Published online 2009 February 18. doi: 10.1186/1747-5341-4-4.
PMCID: PMC2669094
The "spare parts person"? Conceptions of the human body and their implications for public attitudes towards organ donation and organ sale
Mark Schwedacorresponding author1 and Silke Schicktanz1
1Department for Medical Ethics and History of Medicine, Goettingen University, Humboldtallee 36, 37073 Goettingen, Germany
corresponding authorCorresponding author.

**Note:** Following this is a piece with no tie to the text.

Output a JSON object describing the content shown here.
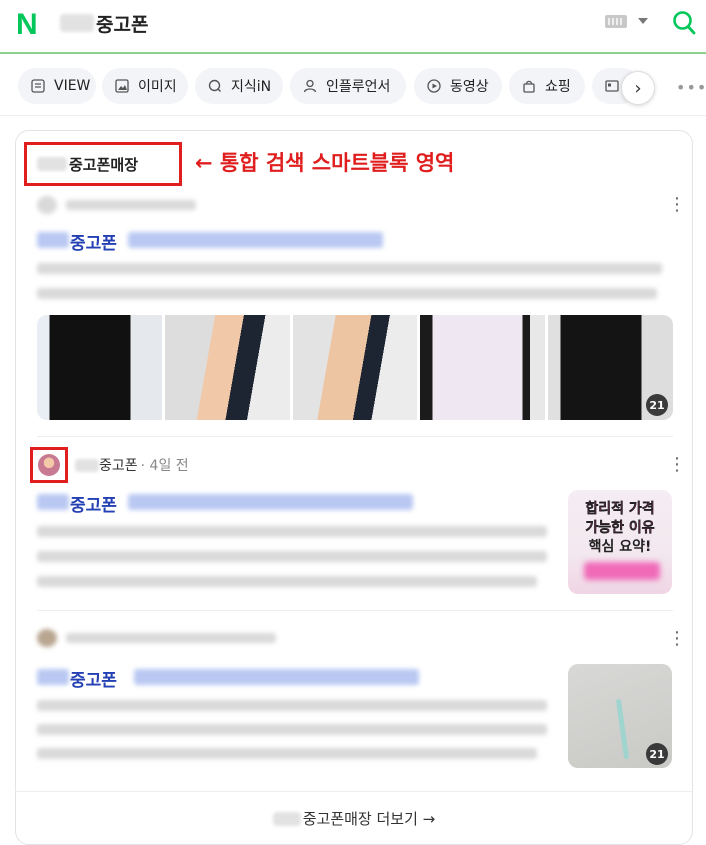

Mark Schweda: Mark.Schweda/at/medizin.uni-goettingen.de; Silke Schicktanz: Silke.Schicktanz/at/medizin.uni-goettingen.de
Received October 6, 2008; Accepted February 18, 2009.
Abstract
Background
The increasing debate on financial incentives for organ donation raises concerns about a "commodification of the human body". Philosophical-ethical stances on this development depend on assumptions concerning the body and how people think about it. In our qualitative empirical study we analyze public attitudes towards organ donation in their specific relation to conceptions of the human body in four European countries (Cyprus, Germany, the Netherlands and Sweden). This approach aims at a more context-sensitive picture of what "commodification of the body" can mean in concrete clinical decisions concerning organ donation.
Results
We find that moral intuitions concerning organ donation are rooted in various conceptions of the human body and its relation to the self: a) the body as a mechanical object owned by the self, b) the body as a part of a higher order embodying the self, and c) the body as a hierarchy of organs constitutive of the self.
Conclusion
The language of commodification is much too simple to capture what is at stake in everyday life intuitions about organ donation and organ sale. We discuss how the plurality of underlying body-self conceptions can be taken into account in the ethical debate, pointing out consequences for an anthropologically informed approach and for a liberal perspective.